Nel 1270, il castello e feudo di San Fratello furono concessi a un milite di nome Giovanni. Nel 1276, il feudo e la castellania di San Fratello furono concessi all'angioino Guillot d'Alisy[27], per passare due anni più tardi al provenzale Raymond de Puy-Richard[27], e nel 1299, per concessione di Carlo II d'Angiò, al miles messinese Squarcia Riso[28]. Dopo una parentesi in cui San Fratello fu gestita direttamente dalla curia vescovile, nel 1305 il castello e la terra di San Fratello furono ceduti ai Palizzi, potente famiglia di Messina di origine normanna, nella persona del miles Damiano Palizzi. In seguito passò alla famiglia di origine aragonese degli Alagona, e nel 1356 Federico III concesse il feudo al capitano e castellano Guglielmo Ventimiglia, membro della potente famiglia Ventimiglia di origine normanno-ligure. Nel 1361 il castello e la terra di San Fratello passarono a Enrico I Rubeo già conte di Aidone per concessione di re Federico IV, mentre nel 1371 furono concessi a Guglielmo Rosso della famiglia di origine normanna dei Rosso, e nel 1392 a Enrico II Rosso della stessa famiglia. Nel 1392, il re Martino I di Aragona concesse San Fratello a Federico II d'Aragona figlio di Vinciguerra d'Aragona, ma dopo la sua ribellione, il feudo passò agli Oliveri, famiglia messinese di origine spagnola. Nel 1396, Federico d'Aragona ottenuta la clemenza del sovrano, ritornò in possesso del feudo, ma in seguito a una nuova ribellione, Martino d'Aragona concesse nel 1398 la terra e il castello di San Fratello, con i casali di Mirto, Crapi, e Fraxino, a Ugerotto Larcan della famiglia catalana dei Larcan[29] che mantenne il feudo di San Fratello per oltre due secoli, fino al XVII secolo. Dalla seconda metà del Seicento il feudo passò alla famiglia di origine genovese degli Squarciafico, ai Sancetta, agli Spatafora, ai Lucchesi, alla famiglia di origine normanna dei Gravina, e, di seguito, ai principi di Palagonia. L'ultima famiglia feudale di San Fratello fu quella dei Cupani (o Cupane).

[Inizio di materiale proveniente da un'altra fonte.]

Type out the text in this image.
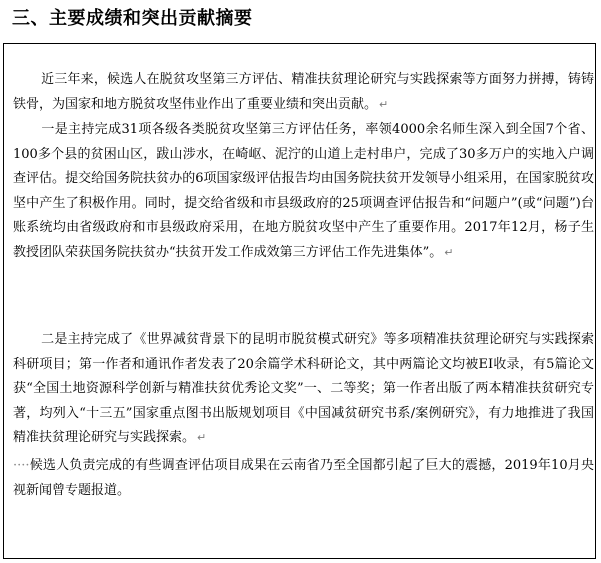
三、主要成绩和突出贡献摘要

近三年来，候选人在脱贫攻坚第三方评估、精准扶贫理论研究与实践探索等方面努力拼搏，铸铸铁骨，为国家和地方脱贫攻坚伟业作出了重要业绩和突出贡献。 ↵

一是主持完成31项各级各类脱贫攻坚第三方评估任务，率领4000余名师生深入到全国7个省、100多个县的贫困山区，跋山涉水，在崎岖、泥泞的山道上走村串户，完成了30多万户的实地入户调查评估。提交给国务院扶贫办的6项国家级评估报告均由国务院扶贫开发领导小组采用，在国家脱贫攻坚中产生了积极作用。同时，提交给省级和市县级政府的25项调查评估报告和“问题户”(或“问题”)台账系统均由省级政府和市县级政府采用，在地方脱贫攻坚中产生了重要作用。2017年12月，杨子生教授团队荣获国务院扶贫办“扶贫开发工作成效第三方评估工作先进集体”。 ↵

二是主持完成了《世界减贫背景下的昆明市脱贫模式研究》等多项精准扶贫理论研究与实践探索科研项目；第一作者和通讯作者发表了20余篇学术科研论文，其中两篇论文均被EI收录，有5篇论文获“全国土地资源科学创新与精准扶贫优秀论文奖”一、二等奖；第一作者出版了两本精准扶贫研究专著，均列入“十三五”国家重点图书出版规划项目《中国减贫研究书系/案例研究》，有力地推进了我国精准扶贫理论研究与实践探索。 ↵

····候选人负责完成的有些调查评估项目成果在云南省乃至全国都引起了巨大的震撼，2019年10月央视新闻曾专题报道。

Verso la fine dell'800 San Fratello è sede di due arcipreture, di pretura e capoluogo di mandamento nel circondario di Mistretta. Fino ai primi anni del '900, prima della frana del 1922, a San Fratello si contavano almeno 27 chiese. La chiesa madre di San Fratello era Santa Maria Assunta, dalla quale dipendevano sette chiese urbane minori:
Chiesa di San Pietro Apostolo;
Chiesa Maria Santissima delle Grazie;
Chiesa di San Benedetto da San Fratello;
Chiesa di San Giacomo;
Chiesa di Sant'Ignazio di Loyola;
Chiesa di San Sebastiano Martire;
Chiesa dei Tre Santi Alfio, Filadelfio e Cirino. Testimonianza ancora viva della presenza normanna a San Fratello, il monastero italo-greco (basiliano) detto anche di stile arabo-normanno, attribuibile all'inizio del XII secolo per ragioni stilistiche[30], collocato sul Monte Vecchio e dedicato ai tre martiri Alfio, Cirino e Filadelfo.
E sette chiese rurali:
Chiesa di San Giuseppe alla Torre, (oggi Comune di Acquedolci).

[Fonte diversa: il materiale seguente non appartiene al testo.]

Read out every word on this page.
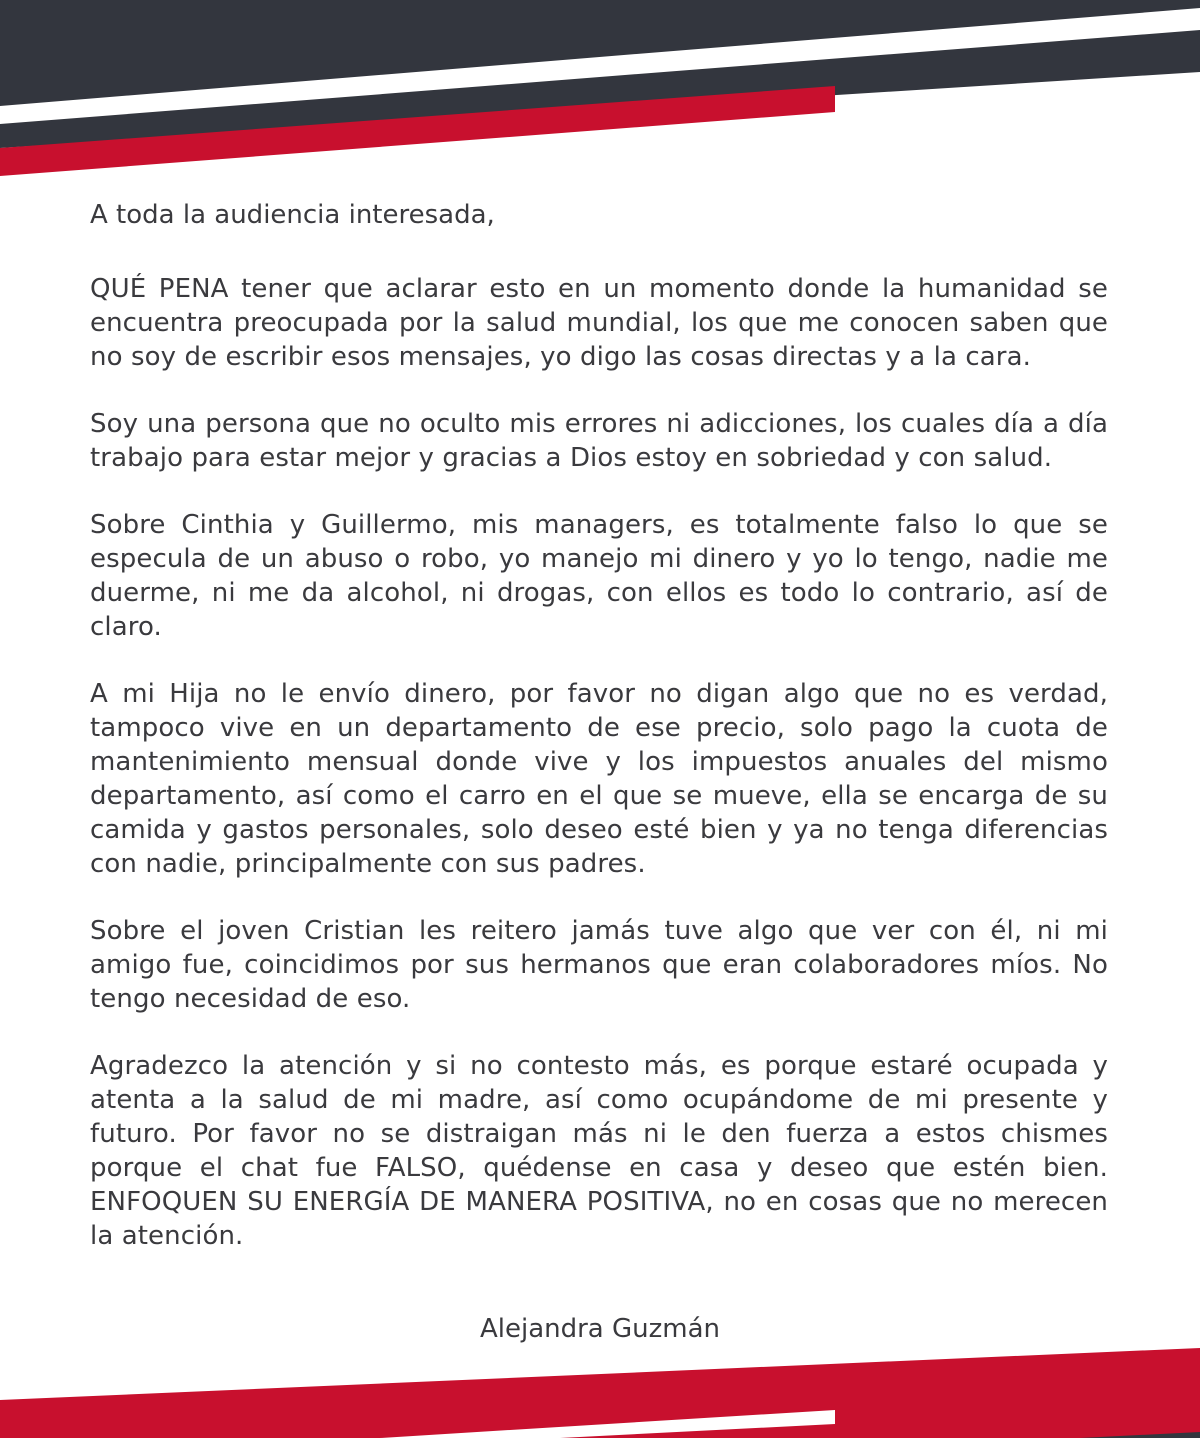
A toda la audiencia interesada,

QUÉ PENA tener que aclarar esto en un momento donde la humanidad se encuentra preocupada por la salud mundial, los que me conocen saben que no soy de escribir esos mensajes, yo digo las cosas directas y a la cara.

Soy una persona que no oculto mis errores ni adicciones, los cuales día a día trabajo para estar mejor y gracias a Dios estoy en sobriedad y con salud.

Sobre Cinthia y Guillermo, mis managers, es totalmente falso lo que se especula de un abuso o robo, yo manejo mi dinero y yo lo tengo, nadie me duerme, ni me da alcohol, ni drogas, con ellos es todo lo contrario, así de claro.

A mi Hija no le envío dinero, por favor no digan algo que no es verdad, tampoco vive en un departamento de ese precio, solo pago la cuota de mantenimiento mensual donde vive y los impuestos anuales del mismo departamento, así como el carro en el que se mueve, ella se encarga de su camida y gastos personales, solo deseo esté bien y ya no tenga diferencias con nadie, principalmente con sus padres.

Sobre el joven Cristian les reitero jamás tuve algo que ver con él, ni mi amigo fue, coincidimos por sus hermanos que eran colaboradores míos. No tengo necesidad de eso.

Agradezco la atención y si no contesto más, es porque estaré ocupada y atenta a la salud de mi madre, así como ocupándome de mi presente y futuro. Por favor no se distraigan más ni le den fuerza a estos chismes porque el chat fue FALSO, quédense en casa y deseo que estén bien. ENFOQUEN SU ENERGÍA DE MANERA POSITIVA, no en cosas que no merecen la atención.

Alejandra Guzmán
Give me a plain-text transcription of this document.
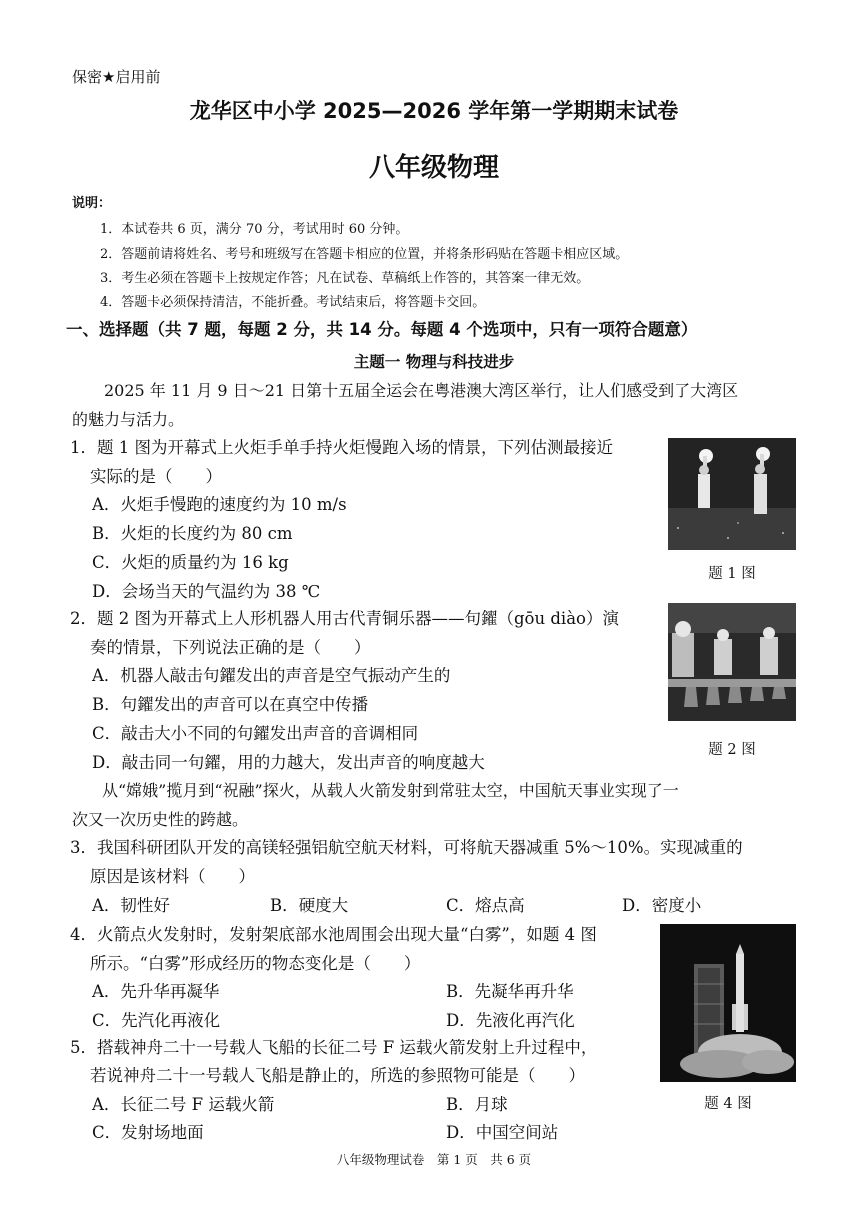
保密★启用前
龙华区中小学 2025—2026 学年第一学期期末试卷
八年级物理
说明：
1．本试卷共 6 页，满分 70 分，考试用时 60 分钟。
2．答题前请将姓名、考号和班级写在答题卡相应的位置，并将条形码贴在答题卡相应区域。
3．考生必须在答题卡上按规定作答；凡在试卷、草稿纸上作答的，其答案一律无效。
4．答题卡必须保持清洁，不能折叠。考试结束后，将答题卡交回。
一、选择题（共 7 题，每题 2 分，共 14 分。每题 4 个选项中，只有一项符合题意）
主题一 物理与科技进步
2025 年 11 月 9 日～21 日第十五届全运会在粤港澳大湾区举行，让人们感受到了大湾区
的魅力与活力。
1．题 1 图为开幕式上火炬手单手持火炬慢跑入场的情景，下列估测最接近
实际的是（　　）
A．火炬手慢跑的速度约为 10 m/s
B．火炬的长度约为 80 cm
C．火炬的质量约为 16 kg
D．会场当天的气温约为 38 ℃
题 1 图
2．题 2 图为开幕式上人形机器人用古代青铜乐器——句鑃（gōu diào）演
奏的情景，下列说法正确的是（　　）
A．机器人敲击句鑃发出的声音是空气振动产生的
B．句鑃发出的声音可以在真空中传播
C．敲击大小不同的句鑃发出声音的音调相同
D．敲击同一句鑃，用的力越大，发出声音的响度越大
题 2 图
从“嫦娥”揽月到“祝融”探火，从载人火箭发射到常驻太空，中国航天事业实现了一
次又一次历史性的跨越。
3．我国科研团队开发的高镁轻强铝航空航天材料，可将航天器减重 5%～10%。实现减重的
原因是该材料（　　）
A．韧性好	B．硬度大	C．熔点高	D．密度小
4．火箭点火发射时，发射架底部水池周围会出现大量“白雾”，如题 4 图
所示。“白雾”形成经历的物态变化是（　　）
A．先升华再凝华	B．先凝华再升华
C．先汽化再液化	D．先液化再汽化
题 4 图
5．搭载神舟二十一号载人飞船的长征二号 F 运载火箭发射上升过程中，
若说神舟二十一号载人飞船是静止的，所选的参照物可能是（　　）
A．长征二号 F 运载火箭	B．月球
C．发射场地面	D．中国空间站
八年级物理试卷　第 1 页　共 6 页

Chiesa di San Pancrazio Vescovo e Martire, nel fondo chiamato "Abbazia";
Chiesa di Sant'Elena;
Chiesa di Sant'Ignazio;
Chiesa di San Niceto (oggi Comune di Acquedolci) ;
Chiesa di Sant'Antonino;
Chiesa di San Dionisio.
Dalla chiesa di San Nicolò di Bari, considerata una seconda chiesa madre, dipendevano sei chiese urbane minori:
Chiesa della Maddalena;
Chiesa Maria Santissima del Rosario;
Chiesa del Santissimo Crocifisso;
Chiesa di San Michele Arcangelo;
Chiesa di San Paolo Apostolo;
Chiesa di Sant'Antonio Abate.
E altre sette chiese rurali disseminate nel territorio:
Chiesa Maria Santissima del Carmine;
Chiesa di San Francesco di Paola;
Chiesa Maria Santissima della Tedesca;
Chiesa di San Giacomo Apostolo (oggi Comune di Acquedolci);
Dopo la rovinosa frana dell'8 gennaio 1922, se ne salveranno poco meno della metà. Tra le chiese distrutte, la chiesa madre di Santa Maria Assunta ( Chiesa di San Benedetto il Moro ) che venne ricostruita ad Acquedolci ed è sede dal 1938 dell'unica Parrocchia d'Italia dedicata a San Benedetto il Moro.

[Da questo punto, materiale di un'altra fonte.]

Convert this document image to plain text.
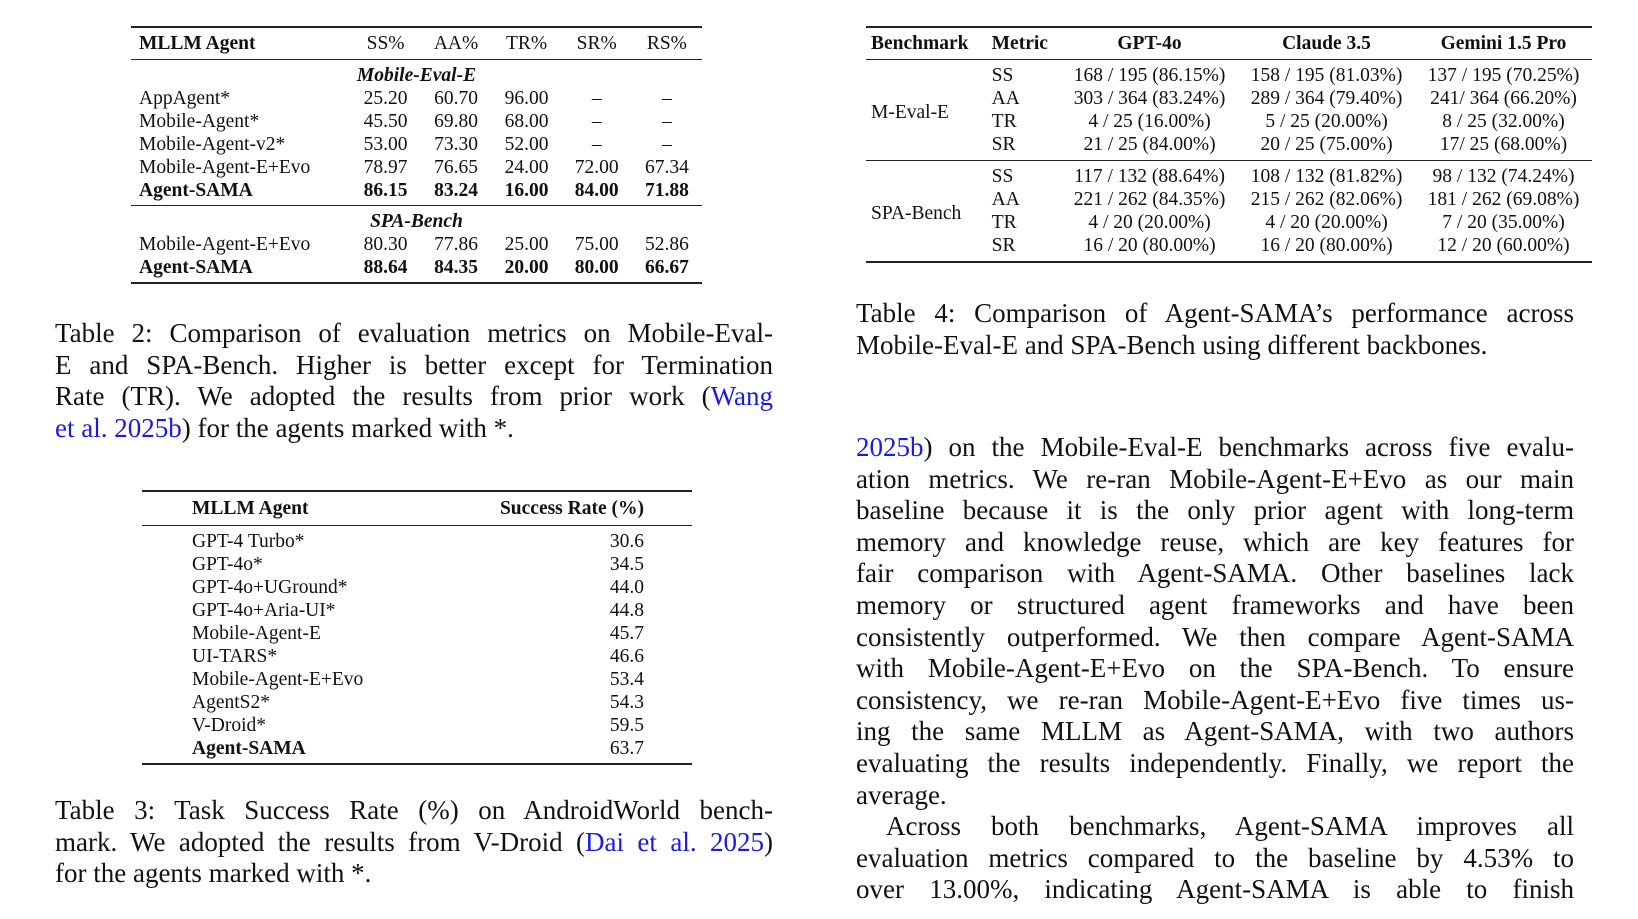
MLLM Agent	SS%	AA%	TR%	SR%	RS%
Mobile-Eval-E					
AppAgent*	25.20	60.70	96.00	–	–
Mobile-Agent*	45.50	69.80	68.00	–	–
Mobile-Agent-v2*	53.00	73.30	52.00	–	–
Mobile-Agent-E+Evo	78.97	76.65	24.00	72.00	67.34
Agent-SAMA	86.15	83.24	16.00	84.00	71.88
SPA-Bench					
Mobile-Agent-E+Evo	80.30	77.86	25.00	75.00	52.86
Agent-SAMA	88.64	84.35	20.00	80.00	66.67
Table 2: Comparison of evaluation metrics on Mobile-Eval-
E and SPA-Bench. Higher is better except for Termination
Rate (TR). We adopted the results from prior work (Wang
et al. 2025b) for the agents marked with *.
MLLM Agent	Success Rate (%)
GPT-4 Turbo*	30.6
GPT-4o*	34.5
GPT-4o+UGround*	44.0
GPT-4o+Aria-UI*	44.8
Mobile-Agent-E	45.7
UI-TARS*	46.6
Mobile-Agent-E+Evo	53.4
AgentS2*	54.3
V-Droid*	59.5
Agent-SAMA	63.7
Table 3: Task Success Rate (%) on AndroidWorld bench-
mark. We adopted the results from V-Droid (Dai et al. 2025)
for the agents marked with *.
Benchmark	Metric	GPT-4o	Claude 3.5	Gemini 1.5 Pro
M-Eval-E	SS	168 / 195 (86.15%)	158 / 195 (81.03%)	137 / 195 (70.25%)
	AA	303 / 364 (83.24%)	289 / 364 (79.40%)	241/ 364 (66.20%)
	TR	4 / 25 (16.00%)	5 / 25 (20.00%)	8 / 25 (32.00%)
	SR	21 / 25 (84.00%)	20 / 25 (75.00%)	17/ 25 (68.00%)
SPA-Bench	SS	117 / 132 (88.64%)	108 / 132 (81.82%)	98 / 132 (74.24%)
	AA	221 / 262 (84.35%)	215 / 262 (82.06%)	181 / 262 (69.08%)
	TR	4 / 20 (20.00%)	4 / 20 (20.00%)	7 / 20 (35.00%)
	SR	16 / 20 (80.00%)	16 / 20 (80.00%)	12 / 20 (60.00%)
Table 4: Comparison of Agent-SAMA’s performance across
Mobile-Eval-E and SPA-Bench using different backbones.
2025b) on the Mobile-Eval-E benchmarks across five evalu-
ation metrics. We re-ran Mobile-Agent-E+Evo as our main
baseline because it is the only prior agent with long-term
memory and knowledge reuse, which are key features for
fair comparison with Agent-SAMA. Other baselines lack
memory or structured agent frameworks and have been
consistently outperformed. We then compare Agent-SAMA
with Mobile-Agent-E+Evo on the SPA-Bench. To ensure
consistency, we re-ran Mobile-Agent-E+Evo five times us-
ing the same MLLM as Agent-SAMA, with two authors
evaluating the results independently. Finally, we report the
average.
Across both benchmarks, Agent-SAMA improves all
evaluation metrics compared to the baseline by 4.53% to
over 13.00%, indicating Agent-SAMA is able to finish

La chiesa di San Nicolò venne gravemente danneggiata: rimangono alcuni resti nella parte alta del paese. Venne chiusa al pubblico per inagibilità e ricostruita in contrada Stazzone negli anni Cinquanta e Sessanta del Novecento. In seguito del secondo grande disastro franoso del 14 febbraio 2010, anche quest'ultima chiesa fu danneggiata fortemente, venendo rasa al suolo negli anni successivi. La frana del 2010 contribuì ad accelerare lo spopolamento della cittadina, a favore dei paesi della costa limitrofi.
Monumenti e luoghi d'interesse
Architetture religiose
Santuario dei Tre Santi (Alfio, Filadelfio e Cirino), di stile normanno, fondato attorno al 1090, posto sul Monte Vecchio. Fu costruito sui resti dell'antica Chiesa di Santa Maria Palatiorum costruita a sua volta con materiale recuperato da un tempio greco.
Chiesa di San Nicolò, edificata tra il 1952 e il 1955 in sostituzione della vecchia Chiesa di San Nicolò che risale al XVI secolo, danneggiata in gran parte dalla frana del 1922 e demolita nel 1951. Questa chiesa, ricostruita in località Stazzone, è stata nuovamente resa inagibile e pericolante con la frana del febbraio 2010.[31]
Chiesa del Crocifisso, che risale al XV secolo.
Chiesa ex convento, oggi Chiesa Maria SS. Assunta con annessa biblioteca del 1500 e un chiostro francescano. L'antica Chiesa Maria SS. Assunta, è stata completamente distrutta dalla frana del 1922 e ricostruita nella frazione di Acquedolci.[31]
Chiesa Maria SS. delle Grazie di stile tardo Barocco che risale agli decenni del 1600.
Chiesa di Sant'Antonio Abate, edificata nel 1800.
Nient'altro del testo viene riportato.